Publications that allow the brands of their journalists to overshadow their own do so at their own peril. When I think of the New York Times, I no longer associate it with its storied journalism history and its once admirable standards to maintain fairness and balance. Rather, I image Nikole Hannah-Jones, the amateur historian who spearheaded the publication’s “1619 Project” that was discredited by professional historians but helped enrich Hannah-Jones. Hannah-Jones played a pivotal role in the firing of veteran science reporter Donald McNeil and the execution of former op-ed editor James Bennett. Hannah-Jones’ accusations that the media’s coverage of Russia’s attack on Ukraine is motivated because Ukrainians are white aren’t credible to me.

Until today, I associated the Washington Post with Rachael Bade, the Congressional reporter who in 2019 tweeted a photo of her and four colleagues captioned, “Merry Impeachmous from the WaPo team!” Some people, including President Trump, took the tweet as a celebration of the hearings to impeach him. I wrote about the incident two years ago.

Turns out, Bade no longer works at the Post. She’s now a co-author of the Politico Playbook, a closely read newsletter among Beltway denizens.

Rachael Bade

There was a time when landing a job at the New York Times and the Washington Post was viewed as having reached the pinnacle of American journalism, where journalists hoped to remain for the duration of their careers. Working at these places was rewarding but also intimidating because they once attracted the best and brightest in the industry, whose collective talents served up great journalism, much like the cohesion of this year’s L.A. Rams resulted in a championship football team.

Lorenz thinks the Times and Post are fortunate to benefit from her talents and services because she can help them “think in a more forward-thinking way and a more inclusive way.” I feel sorry for her. When I worked in daily journalism, what I found rewarding was working for people with considerably more experience than me from whom I could learn and better my skills.

One thing is for certain: the Washington Post desperately needs help.
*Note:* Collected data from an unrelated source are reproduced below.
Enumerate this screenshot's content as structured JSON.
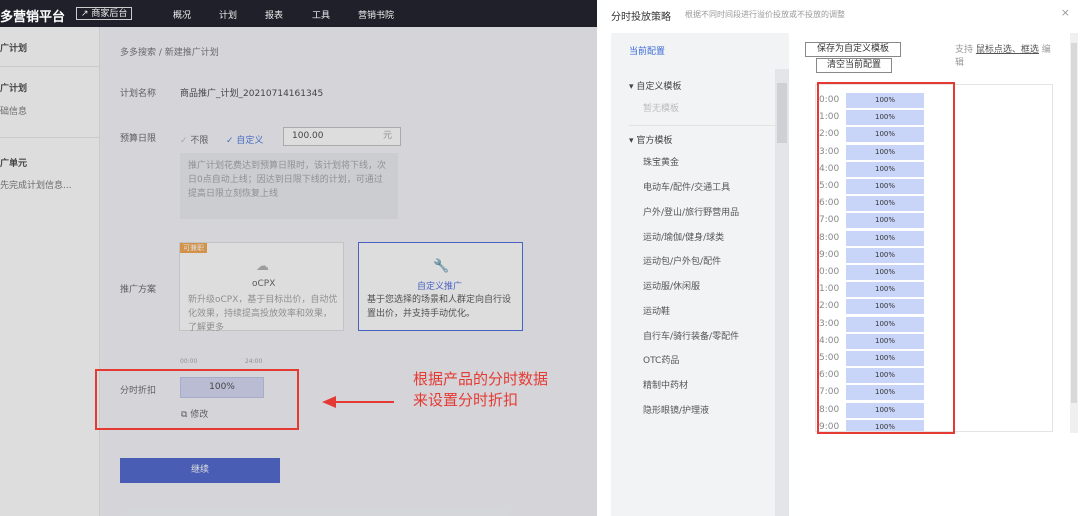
{
  "topbar": {
    "brand": "多营销平台",
    "merchant_link": "↗ 商家后台",
    "nav": [
      "概况",
      "计划",
      "报表",
      "工具",
      "营销书院"
    ]
  },
  "sidebar": {
    "sections": [
      {
        "title": "广计划",
        "sub": "础信息"
      },
      {
        "title": "广计划",
        "sub": ""
      },
      {
        "title": "广单元",
        "sub": "先完成计划信息..."
      }
    ]
  },
  "form": {
    "breadcrumb": "多多搜索 / 新建推广计划",
    "plan_name_label": "计划名称",
    "plan_name_value": "商品推广_计划_20210714161345",
    "budget_label": "预算日限",
    "budget_unlimited": "不限",
    "budget_custom": "自定义",
    "budget_value": "100.00",
    "budget_unit": "元",
    "budget_tip": "推广计划花费达到预算日限时，该计划将下线，次日0点自动上线；因达到日限下线的计划，可通过提高日限立刻恢复上线",
    "method_label": "推广方案",
    "ocpx": {
      "badge": "可兼职",
      "title": "oCPX",
      "desc": "新升级oCPX，基于目标出价，自动优化效果，持续提高投放效率和效果，了解更多"
    },
    "custom": {
      "title": "自定义推广",
      "desc": "基于您选择的场景和人群定向自行设置出价，并支持手动优化。"
    },
    "scale_start": "00:00",
    "scale_end": "24:00",
    "discount_label": "分时折扣",
    "discount_value": "100%",
    "edit_label": "修改",
    "continue_label": "继续"
  },
  "annotation": {
    "line1": "根据产品的分时数据",
    "line2": "来设置分时折扣"
  },
  "panel": {
    "title": "分时投放策略",
    "subtitle": "根据不同时间段进行溢价投放或不投放的调整",
    "close": "×",
    "current_config": "当前配置",
    "custom_group": "自定义模板",
    "custom_empty": "暂无模板",
    "official_group": "官方模板",
    "templates": [
      "珠宝黄金",
      "电动车/配件/交通工具",
      "户外/登山/旅行野营用品",
      "运动/瑜伽/健身/球类",
      "运动包/户外包/配件",
      "运动服/休闲服",
      "运动鞋",
      "自行车/骑行装备/零配件",
      "OTC药品",
      "精制中药材",
      "隐形眼镜/护理液"
    ],
    "save_template": "保存为自定义模板",
    "clear_config": "清空当前配置",
    "hint_prefix": "支持",
    "hint_link": "鼠标点选、框选",
    "hint_suffix": "编辑",
    "hours": [
      "0:00",
      "1:00",
      "2:00",
      "3:00",
      "4:00",
      "5:00",
      "6:00",
      "7:00",
      "8:00",
      "9:00",
      "0:00",
      "1:00",
      "2:00",
      "3:00",
      "4:00",
      "5:00",
      "6:00",
      "7:00",
      "8:00",
      "9:00"
    ],
    "cell_value": "100%"
  },
  "colors": {
    "accent": "#3a55c9",
    "annotation_red": "#e53a34",
    "cell_blue": "#c9d5f8"
  }
}
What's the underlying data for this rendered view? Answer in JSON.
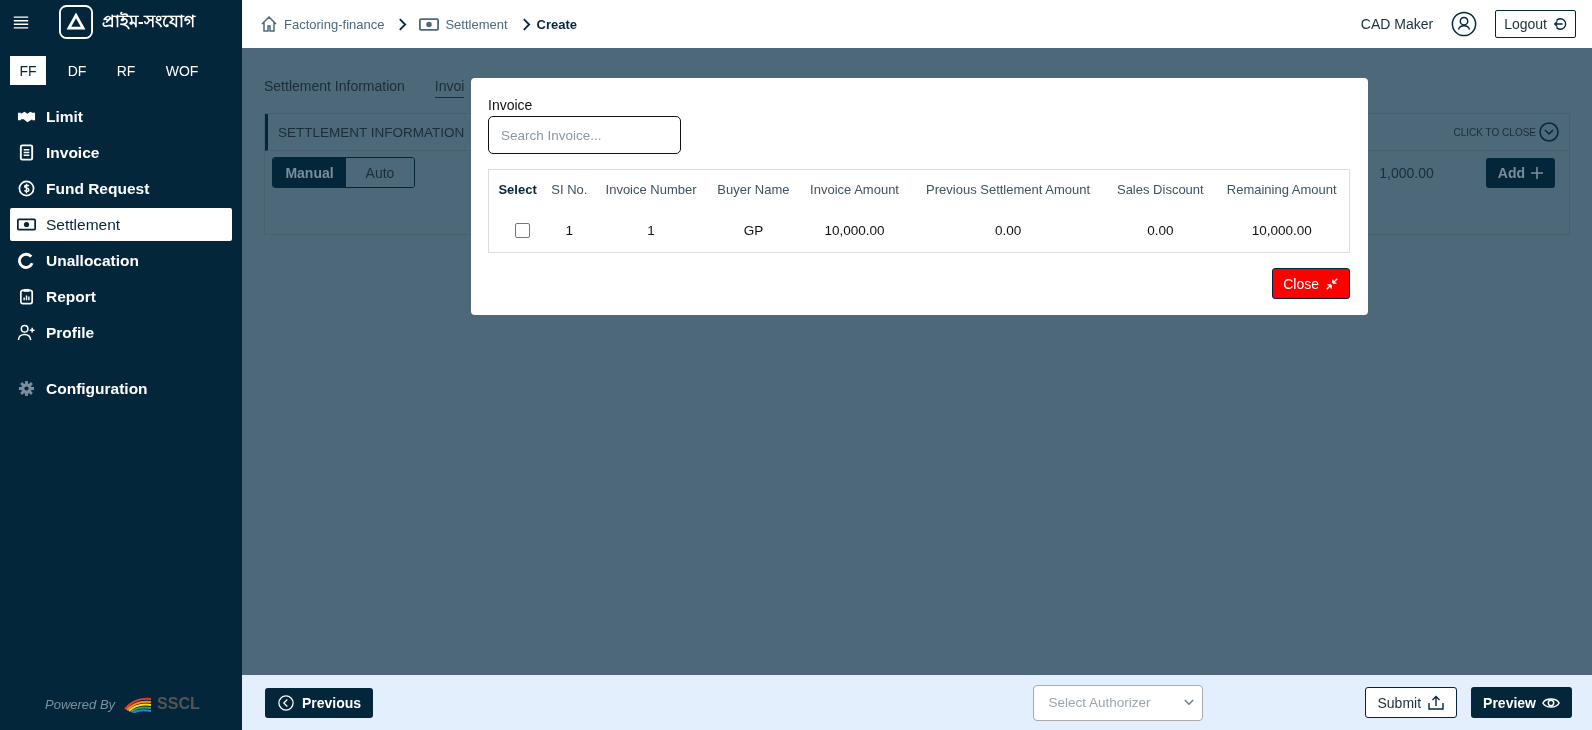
{
  "sidebar": {
    "logo_text": "প্রাইম-সংযোগ",
    "modules": [
      {
        "label": "FF",
        "selected": true
      },
      {
        "label": "DF",
        "selected": false
      },
      {
        "label": "RF",
        "selected": false
      },
      {
        "label": "WOF",
        "selected": false
      }
    ],
    "items": [
      {
        "label": "Limit",
        "selected": false
      },
      {
        "label": "Invoice",
        "selected": false
      },
      {
        "label": "Fund Request",
        "selected": false
      },
      {
        "label": "Settlement",
        "selected": true
      },
      {
        "label": "Unallocation",
        "selected": false
      },
      {
        "label": "Report",
        "selected": false
      },
      {
        "label": "Profile",
        "selected": false
      }
    ],
    "config_item": {
      "label": "Configuration"
    },
    "powered_by": "Powered By",
    "brand": "SSCL"
  },
  "breadcrumb": [
    {
      "label": "Factoring-finance",
      "current": false
    },
    {
      "label": "Settlement",
      "current": false
    },
    {
      "label": "Create",
      "current": true
    }
  ],
  "user": {
    "name": "CAD Maker"
  },
  "logout_button": "Logout",
  "page_tabs": [
    {
      "label": "Settlement Information",
      "selected": false
    },
    {
      "label": "Invoi",
      "selected": true
    }
  ],
  "section": {
    "title": "SETTLEMENT INFORMATION",
    "collapse_label": "CLICK TO CLOSE",
    "mode_toggle": [
      {
        "label": "Manual",
        "selected": true
      },
      {
        "label": "Auto",
        "selected": false
      }
    ],
    "amount": "1,000.00",
    "add_button": "Add"
  },
  "modal": {
    "field_label": "Invoice",
    "search": {
      "placeholder": "Search Invoice..."
    },
    "table": {
      "select_column": "Select",
      "columns": [
        "SI No.",
        "Invoice Number",
        "Buyer Name",
        "Invoice Amount",
        "Previous Settlement Amount",
        "Sales Discount",
        "Remaining Amount"
      ],
      "rows": [
        {
          "checked": false,
          "cells": [
            "1",
            "1",
            "GP",
            "10,000.00",
            "0.00",
            "0.00",
            "10,000.00"
          ]
        }
      ]
    },
    "close_button": "Close"
  },
  "footer": {
    "previous_button": "Previous",
    "authorizer": {
      "placeholder": "Select Authorizer"
    },
    "submit_button": "Submit",
    "preview_button": "Preview"
  }
}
According to documents leaked to The Wall Street Journal, unique visitors to the Post’s website in October were down 28 percent to 66 million from a year ago. The Post’s digital subscriptions fell to 2.7 million in October from 3 million in January, despite aggressive discount promotions. Most alarmingly, only 14 percent of the Post’s subscribers are under 55 compared with 61 percent of the U.S. adult population. Admittedly, other legacy publications and broadcast outlets are experiencing readership and viewership declines, but notably only Politico has seen a bigger drop than the Post.  

The Post no doubt hopes that Lorenz will help increase its paltry younger readership. My bet is that she will lead many of them over to TikTok.